Blame the Guptas, but what really killed Afro Worldview?
As the news spread that Mzwanele Manyi’s network had met a sudden end, there were many theories ...
Who killed Afro Worldview?
This week, as the news spread that Mzwanele Manyi’s network had met a sudden end after being booted off DStv, leaving about 350 staff jobless, there were many theories.
Some suggested that the channel was always to struggle given its reputation as a peddler of Zupta propaganda.
Others, like Tony Yengeni, alleged foul play.
“I’ve said many times before …” Yengeni tweeted on Tuesday, “White Monopoly Capital is a dangerous enemy of our people … those blacks who are supporting this treachery have lost their souls”.Of course, a former supporter of Jacob Zuma accusing people of treachery and losing their souls is pretty rich, even by ANC standards.
Nonetheless, I have to admit that I can see why some people are feeling particularly bitter about the implosion of Manyi’s media empire.
After all, this ANN7 and its partially laundered replacement, Afro Worldview, were not South Africa’s first propaganda machines.
Just over 100 years ago, a little company called Nasionale Pers was founded in the Cape, dedicated to the promotion of Afrikaner nationalism. When that ideology mutated into the white supremacist policy of apartheid, Nasionale Pers (Naspers) goosestepped right alongside, pouring out pro-apartheid propaganda on an industrial scale, even using tax rands to found a whole newspaper, The Citizen, to disseminate the twisted thoughts coming out of the Union Buildings.
On Monday, as Manyi told staff that they were unemployed, Naspers’s share price rose 2%, adding a few million more to a company that is already the largest on the JSE by some margin and that has made some people astonishingly rich.To Manyi’s supporters it must seem incredibly unjust that the former cheerleaders of white supremacy should now be so rich and powerful that they can snuff out a pro-black business with the flick of a switch, and get even richer as they do it.
But of course two wrongs can’t make a right. Naspers should never have been given the time and leeway to legitimise its reputation and launder its blood money; but there is also no space in a democratic South Africa for Manyi's propaganda machine.
So what killed Afro Worldview?
Democracy.Naspers could grow into a giant because it was protected by a dark-tinted greenhouse of despotism and institutionalised corruption. Protected by the state from the ravages of a free market or the kind of investigative press that haunts modern SA, it had decades to establish itself and plan its transition into respectability, finally issuing a curt apology and getting on with getting loaded.
Manyi’s game plan was solid. The Naspers model works. And, for a few years at least, it was on track. ANN7 was starting to bud, sending out shoots just as Naspers had in the 1960s. But the Gupta Leaks and Zuma’s resignation shattered all those dirty greenhouse windows. Exposed to the intense light of a free press and judiciary, the little plant began to wither.How different it might have been.
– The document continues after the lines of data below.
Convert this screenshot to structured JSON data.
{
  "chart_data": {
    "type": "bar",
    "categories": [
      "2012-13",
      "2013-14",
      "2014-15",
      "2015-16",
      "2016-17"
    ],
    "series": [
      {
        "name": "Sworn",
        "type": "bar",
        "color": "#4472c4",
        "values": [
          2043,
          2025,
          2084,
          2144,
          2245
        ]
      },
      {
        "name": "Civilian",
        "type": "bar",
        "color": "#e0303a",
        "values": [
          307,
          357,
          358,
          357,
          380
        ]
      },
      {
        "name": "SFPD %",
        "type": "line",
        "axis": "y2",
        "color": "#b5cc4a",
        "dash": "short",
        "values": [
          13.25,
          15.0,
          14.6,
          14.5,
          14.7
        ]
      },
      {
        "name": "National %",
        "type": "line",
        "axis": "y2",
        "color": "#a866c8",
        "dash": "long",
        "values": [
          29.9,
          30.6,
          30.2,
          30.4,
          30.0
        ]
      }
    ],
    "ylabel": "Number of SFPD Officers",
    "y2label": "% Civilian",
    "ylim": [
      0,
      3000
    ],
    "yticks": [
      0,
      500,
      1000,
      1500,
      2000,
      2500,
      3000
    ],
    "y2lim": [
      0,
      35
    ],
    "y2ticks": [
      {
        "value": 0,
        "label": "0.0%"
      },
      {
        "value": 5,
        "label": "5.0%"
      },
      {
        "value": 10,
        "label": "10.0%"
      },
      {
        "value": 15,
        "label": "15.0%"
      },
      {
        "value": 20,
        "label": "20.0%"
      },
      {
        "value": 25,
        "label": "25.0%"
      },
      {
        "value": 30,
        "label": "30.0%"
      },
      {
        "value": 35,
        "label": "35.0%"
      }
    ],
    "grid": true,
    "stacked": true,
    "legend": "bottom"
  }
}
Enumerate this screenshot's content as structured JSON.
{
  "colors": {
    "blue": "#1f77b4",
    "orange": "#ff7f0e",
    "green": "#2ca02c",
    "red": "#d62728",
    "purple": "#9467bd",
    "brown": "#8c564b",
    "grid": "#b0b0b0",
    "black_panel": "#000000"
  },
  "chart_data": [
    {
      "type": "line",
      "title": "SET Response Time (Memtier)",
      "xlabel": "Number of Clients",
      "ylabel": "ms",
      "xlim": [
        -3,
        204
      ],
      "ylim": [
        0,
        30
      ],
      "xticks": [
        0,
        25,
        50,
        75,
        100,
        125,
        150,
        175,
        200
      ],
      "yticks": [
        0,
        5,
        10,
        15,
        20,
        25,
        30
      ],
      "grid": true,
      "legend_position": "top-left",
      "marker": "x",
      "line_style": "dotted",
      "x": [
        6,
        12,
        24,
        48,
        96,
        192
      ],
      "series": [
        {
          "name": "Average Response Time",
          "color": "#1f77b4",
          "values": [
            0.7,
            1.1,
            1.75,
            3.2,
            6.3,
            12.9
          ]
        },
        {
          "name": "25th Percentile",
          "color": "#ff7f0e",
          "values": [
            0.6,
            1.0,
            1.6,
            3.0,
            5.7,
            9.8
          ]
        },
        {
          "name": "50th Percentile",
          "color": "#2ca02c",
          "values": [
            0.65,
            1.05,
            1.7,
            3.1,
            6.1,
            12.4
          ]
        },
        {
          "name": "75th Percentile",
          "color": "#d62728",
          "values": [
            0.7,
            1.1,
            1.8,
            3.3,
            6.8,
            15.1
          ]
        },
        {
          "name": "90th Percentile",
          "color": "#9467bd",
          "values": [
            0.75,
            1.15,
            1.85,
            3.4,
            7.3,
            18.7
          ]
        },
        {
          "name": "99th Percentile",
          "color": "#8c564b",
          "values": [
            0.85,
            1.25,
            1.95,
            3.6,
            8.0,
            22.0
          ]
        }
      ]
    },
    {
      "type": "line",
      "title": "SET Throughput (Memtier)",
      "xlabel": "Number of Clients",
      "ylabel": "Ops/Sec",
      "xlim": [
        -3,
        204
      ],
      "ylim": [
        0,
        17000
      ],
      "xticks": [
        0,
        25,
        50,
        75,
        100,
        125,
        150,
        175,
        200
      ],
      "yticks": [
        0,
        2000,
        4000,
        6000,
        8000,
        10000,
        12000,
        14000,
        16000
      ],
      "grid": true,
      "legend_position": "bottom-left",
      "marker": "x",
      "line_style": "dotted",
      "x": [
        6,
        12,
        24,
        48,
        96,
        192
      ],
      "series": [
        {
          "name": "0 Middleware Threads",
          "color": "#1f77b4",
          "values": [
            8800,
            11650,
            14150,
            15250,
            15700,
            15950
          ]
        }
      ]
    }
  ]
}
If Nkosazana Dlamini-Zuma had won at Nasrec, Manyi would now be settling in for a 30-year-run as the head of Africa’s largest propaganda network, eventually passing it to successors to launder into a legitimate telecoms giant.
Well, if there were still an economy to support such a thing.
Because, of course, if Dlamini-Zuma had won, ushering in a potentially endless Zuma administration, the retrenchment of 350 workers from a television station would be almost invisible against the coming economic wasteland.
By all means, feel sympathy towards people who worked for him. But let’s be very clear: by backing Zuma, Manyi and his newsroom were backing the devastation of this country.
I hope his honest former employees find work soon. But if you miss Afro Worldview, you’re missing plenty.